武考齐传铮没参加。
他直接参加的分项考核。
武考那几天,齐传铮压根没见到楚云天,又是批卷又是考核又是宗门的事儿,忙的不见人影。
那天晏弦终问他,属狗的啊天天跟惦记肉包子似的惦记楚云天,他说是啊,一天看不见就浑身难受。
晚上楚云天就来敲门了,说是聊事,聊着聊着就把他摁在内间的墙上一顿亲,亲完还警告他,不许胡思乱想。
楚云天比他高,齐传铮根本挣不开,被活活亲到喘不上气;完了楚云天还比他更狗的扯开他衣领咬了一口,跟他说再天天想那些有的没的,疼不死他。

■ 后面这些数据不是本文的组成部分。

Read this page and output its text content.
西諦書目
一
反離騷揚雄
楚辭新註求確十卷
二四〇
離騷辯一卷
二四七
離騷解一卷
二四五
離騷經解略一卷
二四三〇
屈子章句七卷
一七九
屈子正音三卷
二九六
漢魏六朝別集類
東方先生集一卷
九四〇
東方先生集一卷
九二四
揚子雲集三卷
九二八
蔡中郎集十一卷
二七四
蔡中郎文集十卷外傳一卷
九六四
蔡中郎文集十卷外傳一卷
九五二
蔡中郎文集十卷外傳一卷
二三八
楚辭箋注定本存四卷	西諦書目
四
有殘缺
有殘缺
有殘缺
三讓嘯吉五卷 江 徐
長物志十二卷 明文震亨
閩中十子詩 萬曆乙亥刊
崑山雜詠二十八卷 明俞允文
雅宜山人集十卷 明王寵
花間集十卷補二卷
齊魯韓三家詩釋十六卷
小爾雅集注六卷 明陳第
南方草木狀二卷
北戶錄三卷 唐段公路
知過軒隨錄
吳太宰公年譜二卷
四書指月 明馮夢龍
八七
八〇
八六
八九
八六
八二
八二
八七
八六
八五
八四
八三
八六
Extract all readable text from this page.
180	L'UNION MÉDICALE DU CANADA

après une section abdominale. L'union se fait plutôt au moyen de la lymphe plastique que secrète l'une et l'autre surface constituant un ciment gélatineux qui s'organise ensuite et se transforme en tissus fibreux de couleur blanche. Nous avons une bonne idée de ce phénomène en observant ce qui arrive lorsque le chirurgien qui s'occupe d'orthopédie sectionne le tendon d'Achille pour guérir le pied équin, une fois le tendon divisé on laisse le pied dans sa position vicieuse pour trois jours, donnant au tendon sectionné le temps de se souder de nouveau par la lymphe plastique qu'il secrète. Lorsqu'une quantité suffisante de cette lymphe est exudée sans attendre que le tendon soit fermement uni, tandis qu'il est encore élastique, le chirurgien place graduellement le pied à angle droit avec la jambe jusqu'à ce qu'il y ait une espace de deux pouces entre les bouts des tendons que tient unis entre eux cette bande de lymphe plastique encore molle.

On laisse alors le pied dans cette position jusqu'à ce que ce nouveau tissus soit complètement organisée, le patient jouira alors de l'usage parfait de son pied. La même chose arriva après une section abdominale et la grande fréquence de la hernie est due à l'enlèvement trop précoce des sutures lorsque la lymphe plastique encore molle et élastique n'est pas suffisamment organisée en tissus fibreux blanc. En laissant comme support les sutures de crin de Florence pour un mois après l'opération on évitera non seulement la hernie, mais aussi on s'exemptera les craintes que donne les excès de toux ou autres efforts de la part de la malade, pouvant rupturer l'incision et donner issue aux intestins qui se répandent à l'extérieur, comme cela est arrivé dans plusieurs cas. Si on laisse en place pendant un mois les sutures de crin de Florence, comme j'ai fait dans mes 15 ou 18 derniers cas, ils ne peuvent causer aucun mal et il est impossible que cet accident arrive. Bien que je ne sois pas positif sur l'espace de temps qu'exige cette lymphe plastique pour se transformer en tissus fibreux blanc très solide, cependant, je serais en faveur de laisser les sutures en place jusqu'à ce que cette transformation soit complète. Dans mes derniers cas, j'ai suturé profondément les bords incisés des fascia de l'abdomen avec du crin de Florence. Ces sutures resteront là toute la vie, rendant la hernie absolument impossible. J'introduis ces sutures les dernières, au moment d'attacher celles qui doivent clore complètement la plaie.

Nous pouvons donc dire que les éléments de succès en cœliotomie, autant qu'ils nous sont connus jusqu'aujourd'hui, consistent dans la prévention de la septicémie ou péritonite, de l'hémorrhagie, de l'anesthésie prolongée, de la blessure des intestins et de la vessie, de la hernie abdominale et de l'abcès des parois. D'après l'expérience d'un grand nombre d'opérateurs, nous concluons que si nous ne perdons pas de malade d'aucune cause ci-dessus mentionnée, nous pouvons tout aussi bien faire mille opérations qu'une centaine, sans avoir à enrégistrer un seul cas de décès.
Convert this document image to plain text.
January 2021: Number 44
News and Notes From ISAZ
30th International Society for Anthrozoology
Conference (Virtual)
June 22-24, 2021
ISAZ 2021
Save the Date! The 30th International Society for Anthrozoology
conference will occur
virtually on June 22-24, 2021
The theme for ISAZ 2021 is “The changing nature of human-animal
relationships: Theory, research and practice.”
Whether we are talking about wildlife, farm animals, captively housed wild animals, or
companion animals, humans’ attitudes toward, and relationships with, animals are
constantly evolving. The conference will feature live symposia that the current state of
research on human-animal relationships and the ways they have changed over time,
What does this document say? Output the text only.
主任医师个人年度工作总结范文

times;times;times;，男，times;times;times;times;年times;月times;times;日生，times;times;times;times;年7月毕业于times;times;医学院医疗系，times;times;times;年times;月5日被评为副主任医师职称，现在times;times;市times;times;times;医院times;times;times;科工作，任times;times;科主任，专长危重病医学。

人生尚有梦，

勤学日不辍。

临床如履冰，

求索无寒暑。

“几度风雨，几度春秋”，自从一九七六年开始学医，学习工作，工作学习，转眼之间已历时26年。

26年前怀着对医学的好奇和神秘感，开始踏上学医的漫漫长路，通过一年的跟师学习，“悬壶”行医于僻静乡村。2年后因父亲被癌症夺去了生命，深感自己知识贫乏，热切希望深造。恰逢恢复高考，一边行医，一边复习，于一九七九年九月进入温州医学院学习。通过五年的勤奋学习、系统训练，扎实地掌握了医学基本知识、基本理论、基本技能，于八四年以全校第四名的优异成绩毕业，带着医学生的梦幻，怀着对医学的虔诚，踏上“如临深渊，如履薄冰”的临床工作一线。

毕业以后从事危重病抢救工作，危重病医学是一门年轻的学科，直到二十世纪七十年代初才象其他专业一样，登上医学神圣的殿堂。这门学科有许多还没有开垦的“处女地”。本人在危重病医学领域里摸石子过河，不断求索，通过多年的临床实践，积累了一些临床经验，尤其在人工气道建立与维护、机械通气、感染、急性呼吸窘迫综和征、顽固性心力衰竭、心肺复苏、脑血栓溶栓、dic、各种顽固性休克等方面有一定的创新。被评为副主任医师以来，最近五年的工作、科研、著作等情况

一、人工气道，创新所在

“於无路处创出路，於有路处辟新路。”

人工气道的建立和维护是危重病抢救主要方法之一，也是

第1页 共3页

齐传铮四下没找着镜子,但也能猜到自己肩膀上必然是一个血痕。他吸了口凉气的揉着肩膀,面上却笑着夸楚云天有够牙尖的,他保证一个月都忘不了这劲儿。
楚云天就很无语,说给他咬爽了是吧。
现在都考核了,早上起来他穿衣服瞥了一眼,还有印子。
自己亲眷留的,爽。
昨晚上洗完澡,程亦明还以为他被蚊子咬了,肩上跟个红痣似的,想给他找膏药被婉拒了。
夏天是有蚊子,但涂蚊子的要是涂了没用,岂不露馅。
还有萧执玉,他前几天晚上也来了。
他就那样坐在窗户上一条腿屈着一条腿伸着,也不怕掉下去。
齐传铮问他又来做什么,他颇为感兴趣的说,“来看看你”。
“见过那个齐陵了?喜欢自己现在的名声吗?我这事办的很棒吧。”
“如何?捉摸不透我吧。没关系,齐传铮,我的道路永远不会改变。”
“恨我,讨厌我,畏惧于见到我,怎么,你有本事拯救我救赎我啊,没本事就别和我说那些大义凛然。”
“齐传铮,不只是文考,我随时还会再骚扰你。除了你们天恒宗有阵法,别的你看你在哪里我找不到你。”
“我会让你记住,我萧执玉是如何浓墨重彩的一笔。”
他就跟那天来挑衅一下楚云天尔后就跑一样,晚上也只是来挑衅一下齐传铮,尔后就跑开。
齐传铮看着他笑的邪气的面庞,冷冷一笑:
“萧执玉。等楚云天秋日忙起来,我第一个去拜访的就是你。我倒要看看你销生楼天天到底有多闲,能让你有事没事就来盯着我们撩拨。”
“苍蝇不叮无缝的蛋,”萧执玉伤敌八百自损一千,“我们热情欢迎你随时前来。”
想到这,齐传铮叹了口气摇了摇头。
他不去想前几天的事,转而看向考核。
第一项就是嵇揽琛的木人阵。极罕见的是,他今天穿的不止是校服,还是文武袖。
不是,去朝露阁都没见他穿甲胄,考核他穿轻甲校服?
这显然不是他们平时穿那种校服。
如果说平时的校服是文气简洁,那么文武袖的便是轻捷中多了刚正的英气。
他步光别在露着甲光的右侧,左臂则是皮制束袖的白袍;看似儒生的衣袍下是森森寒甲,不止是修士的道骨仙风,也不止是习武之人的义气凛然。那剑似乎随时就能逼在人眼前震慑人,警告他们若是听不懂规矩,他也稍懂那么一些武艺。
规定时限是两日。齐传铮原以为长了,进去才发现没这么简单。
阵内一片漆黑,伸手不见五指。述心太过高调,他拿的燧洗;要斩木人,还要防着误伤同僚。
“小齐。”嵇揽琛给他传音,“来这里。我送你去楚云天那一项。”
“我不用在这儿?”齐传铮点上耳朵。
嵇揽琛声音里多了一丝笑意:“怕误伤你。”
齐传铮觉得有诈。
但还是半信半疑走了过去。
“我也不用过晏弦终那项?”齐传铮满腹怀疑。
“楚云天交代的。先送你去他那。”嵇揽琛答道,“他可能有安排吧。”
齐传铮点点头,走了过去。
他总觉得楚云天把他扔进考核,不止是捣乱。
但因为是楚云天,所以无论说什么,他都会信。
而嵇揽琛看着齐传铮往前的身影,笑着摇了摇头。
“楚云天啊,”他抬手给楚云天传音,“你确定,现在就要让他接触到重瞳的事?”
“我确定。”楚云天很笃定,“只有让他去到最开始那一世,他才会注意到一些后世没有发现的问题。”